His father lived in a great Tudor house which gave the effect of age but was not old. It had a minstrels’ gallery, a big hall and a little hall, mullioned windows and all the rest of it. It had been built because of a whim of his wife’s. But O-liver’s father in the ten years he had lived in it had learned to love it. But more than he loved the house he loved the hills that sloped away from it, the mountains that towered above it, the sea that lay at the foot of the cliff.
“It is God’s country,” he would say with long-drawn breath. He had been born and bred in this golden West. All the passion he might have given to his alien wife and alien son was lavished on this land which was bone of his bone and flesh of his flesh.
And now his son had ridden up to him over those low hills at the foot of the mountain and had said: “Father, I have sinned.”
O-liver had not put it scripturally. He had said: “I’m sorry, dad. You said I needn’t come back until I admitted the husks and swine.”
There was a light on the fine face of the older man. “Oliver, I never hoped to hear you say it.” His hand dropped lightly on the boy’s shoulders. “My son which was dead is alive again?”
“Yes, dad.”
“What brought you to life?”
“A woman.”
The hand dropped. “Not–“
“Not my wife. Put your hand back, dad. Another woman.”

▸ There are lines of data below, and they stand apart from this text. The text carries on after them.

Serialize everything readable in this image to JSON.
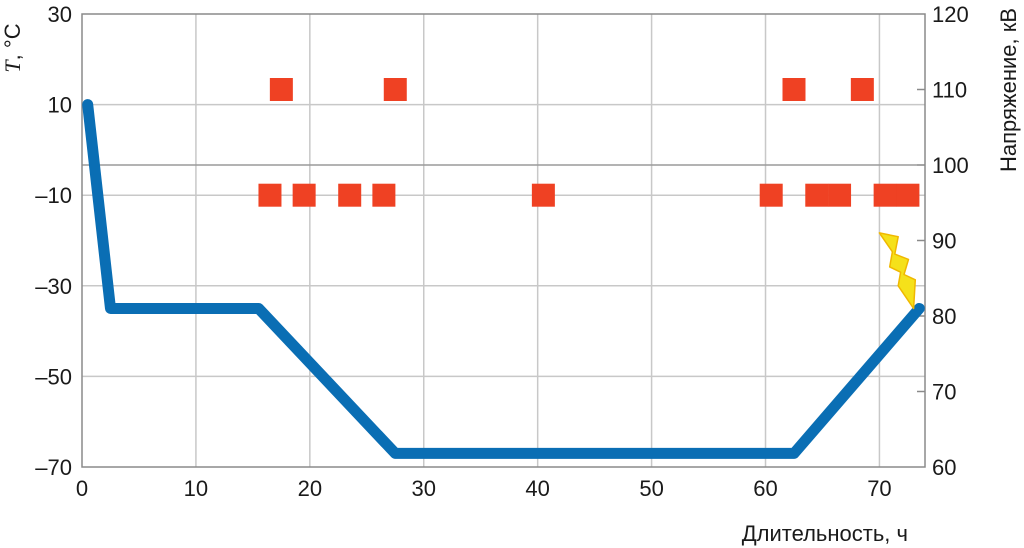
{
  "chart_data": {
    "type": "line",
    "x_axis": {
      "label": "Длительность, ч",
      "range": [
        0,
        74
      ],
      "ticks": [
        0,
        10,
        20,
        30,
        40,
        50,
        60,
        70
      ],
      "tick_labels": [
        "0",
        "10",
        "20",
        "30",
        "40",
        "50",
        "60",
        "70"
      ]
    },
    "y_left_axis": {
      "label_symbol": "T",
      "label_unit": ", °C",
      "range": [
        -70,
        30
      ],
      "ticks": [
        30,
        10,
        -10,
        -30,
        -50,
        -70
      ],
      "tick_labels": [
        "30",
        "10",
        "–10",
        "–30",
        "–50",
        "–70"
      ]
    },
    "y_right_axis": {
      "label": "Напряжение, кВ",
      "range": [
        60,
        120
      ],
      "ticks": [
        120,
        110,
        100,
        90,
        80,
        70,
        60
      ],
      "tick_labels": [
        "120",
        "110",
        "100",
        "90",
        "80",
        "70",
        "60"
      ]
    },
    "grid": true,
    "series": [
      {
        "kind": "line",
        "axis": "left",
        "color": "#0a6eb4",
        "x": [
          0.5,
          2.5,
          15.5,
          27.5,
          62.5,
          73.5
        ],
        "y": [
          10,
          -35,
          -35,
          -67,
          -67,
          -35
        ]
      },
      {
        "kind": "markers",
        "axis": "right",
        "color": "#ef4123",
        "marker": "square",
        "points": [
          [
            17.5,
            110
          ],
          [
            27.5,
            110
          ],
          [
            62.5,
            110
          ],
          [
            68.5,
            110
          ],
          [
            16.5,
            96
          ],
          [
            19.5,
            96
          ],
          [
            23.5,
            96
          ],
          [
            26.5,
            96
          ],
          [
            40.5,
            96
          ],
          [
            60.5,
            96
          ],
          [
            64.5,
            96
          ],
          [
            66.5,
            96
          ],
          [
            70.5,
            96
          ],
          [
            72.5,
            96
          ]
        ]
      }
    ],
    "annotations": [
      {
        "kind": "lightning-icon",
        "color": "#f5e11a",
        "x": [
          70,
          73
        ],
        "y_right": [
          91,
          81
        ]
      }
    ]
  }
}
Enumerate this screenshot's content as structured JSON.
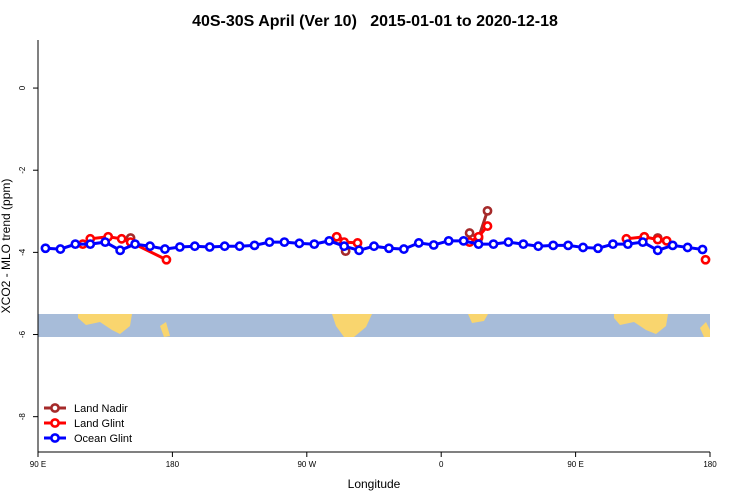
{
  "chart_data": {
    "type": "line",
    "title": "40S-30S April (Ver 10)   2015-01-01 to 2020-12-18",
    "x_label": "Longitude",
    "y_label": "XCO2 - MLO trend (ppm)",
    "xlim": [
      90,
      540
    ],
    "ylim": [
      -8.86,
      1.17
    ],
    "xticks": [
      {
        "value": 90,
        "label": "90 E"
      },
      180,
      {
        "value": 270,
        "label": "90 W"
      },
      {
        "value": 360,
        "label": "0"
      },
      {
        "value": 450,
        "label": "90 E"
      },
      {
        "value": 540,
        "label": "180"
      }
    ],
    "yticks": [
      0,
      -2,
      -4,
      -6,
      -8
    ],
    "legend": "bottom-left",
    "series": [
      {
        "name": "Land Nadir",
        "color": "#a52a2a",
        "x": [
          152,
          200,
          291,
          296,
          340,
          379,
          385,
          391,
          450,
          505
        ],
        "values": [
          -3.65,
          null,
          -3.7,
          -3.97,
          null,
          -3.53,
          -3.65,
          -2.99,
          null,
          -3.65
        ]
      },
      {
        "name": "Land Glint",
        "color": "#ff0000",
        "x": [
          120,
          125,
          137,
          146,
          152,
          176,
          230,
          290,
          295,
          304,
          340,
          379,
          385,
          391,
          450,
          484,
          496,
          505,
          511,
          525,
          537
        ],
        "values": [
          -3.8,
          -3.67,
          -3.62,
          -3.67,
          -3.75,
          -4.18,
          null,
          -3.62,
          -3.75,
          -3.77,
          null,
          -3.75,
          -3.62,
          -3.36,
          null,
          -3.67,
          -3.62,
          -3.69,
          -3.72,
          null,
          -4.18
        ]
      },
      {
        "name": "Ocean Glint",
        "color": "#0000ff",
        "x": [
          95,
          105,
          115,
          125,
          135,
          145,
          155,
          165,
          175,
          185,
          195,
          205,
          215,
          225,
          235,
          245,
          255,
          265,
          275,
          285,
          295,
          305,
          315,
          325,
          335,
          345,
          355,
          365,
          375,
          385,
          395,
          405,
          415,
          425,
          435,
          445,
          455,
          465,
          475,
          485,
          495,
          505,
          515,
          525,
          535
        ],
        "values": [
          -3.9,
          -3.92,
          -3.8,
          -3.8,
          -3.75,
          -3.95,
          -3.8,
          -3.85,
          -3.92,
          -3.87,
          -3.85,
          -3.87,
          -3.85,
          -3.85,
          -3.83,
          -3.75,
          -3.75,
          -3.78,
          -3.8,
          -3.72,
          -3.85,
          -3.95,
          -3.85,
          -3.9,
          -3.92,
          -3.77,
          -3.82,
          -3.72,
          -3.72,
          -3.8,
          -3.8,
          -3.75,
          -3.8,
          -3.85,
          -3.83,
          -3.83,
          -3.88,
          -3.9,
          -3.8,
          -3.8,
          -3.75,
          -3.95,
          -3.83,
          -3.88,
          -3.93
        ]
      }
    ]
  }
}
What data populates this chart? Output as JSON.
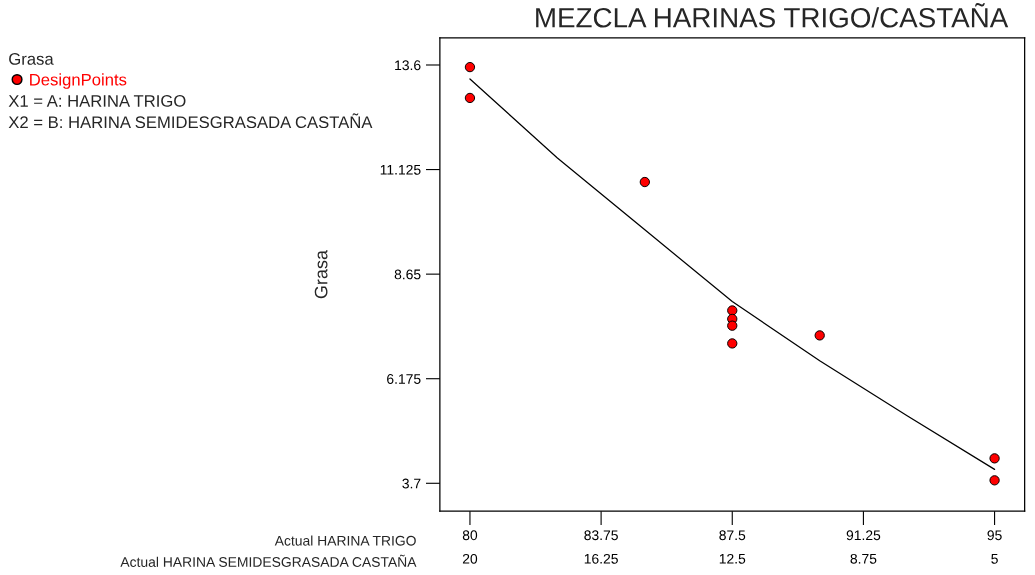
{
  "chart_data": {
    "type": "scatter",
    "title": "MEZCLA HARINAS TRIGO/CASTAÑA",
    "xlabel": "Actual HARINA TRIGO",
    "ylabel": "Grasa",
    "x2label": "Actual HARINA SEMIDESGRASADA CASTAÑA",
    "xlim": [
      79.14,
      95.86
    ],
    "xticks": [
      80,
      83.75,
      87.5,
      91.25,
      95
    ],
    "x2lim": [
      20.86,
      4.14
    ],
    "x2ticks": [
      20,
      16.25,
      12.5,
      8.75,
      5
    ],
    "ylim": [
      3.04,
      14.24
    ],
    "yticks": [
      3.7,
      6.175,
      8.65,
      11.125,
      13.6
    ],
    "grid": false,
    "legend": "top left",
    "annotations": [
      "Grasa",
      "X1 = A: HARINA TRIGO",
      "X2 = B: HARINA SEMIDESGRASADA CASTAÑA"
    ],
    "series": [
      {
        "name": "DesignPoints",
        "marker": "circle",
        "color": "#ff0000",
        "x": [
          80,
          80,
          85,
          87.5,
          87.5,
          87.5,
          87.5,
          90,
          95,
          95
        ],
        "values": [
          13.55,
          12.82,
          10.83,
          7.79,
          7.59,
          7.43,
          7.01,
          7.2,
          4.29,
          3.77
        ]
      },
      {
        "type": "line",
        "marker": "none",
        "line_style": "solid",
        "color": "#000000",
        "x": [
          80,
          82.5,
          85,
          87.5,
          90,
          92.5,
          95
        ],
        "values": [
          13.27,
          11.4,
          9.7,
          8.0,
          6.6,
          5.3,
          4.03
        ]
      }
    ]
  }
}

He sat down beside his father on the terrace. The sea far below them was sapphire, the cliffs pink with moss–gorgeous color. Orange umbrellas dotted the distant beach.
“Your mother is down there,” Jason Lee said. “Sun baths and all that. You said there was another woman, Oliver.”
“Yes.” Quite simply and honestly he told him about Sandwich Jane. “She’s made me see things.”
“What things?”
“Well, she thinks I’ve got it in me to get anywhere. She insists that if I’d put my heart into it I might be–President.”
One saw their likeness to each other in their twinkling eyes!
“She says that men follow me; and they do. I’ve found that out since I went to Tinkersfield. She wants me to go into politics–there’s a gang down there that rules the town–rotten crowd. It would be some fight if I did.”
His father was interested at once. “It was what I wanted–when I was young–politics–clean politics, with a chance at statesmanship. Yes, I wanted it. But your mother wanted–money.”
“Money hasn’t any meaning to me now, dad. If I slaved until I dropped I couldn’t make fifteen hundred a week.”
“Does–your wife make that now?”
“Yes. She’s making it and spending it, I fancy.”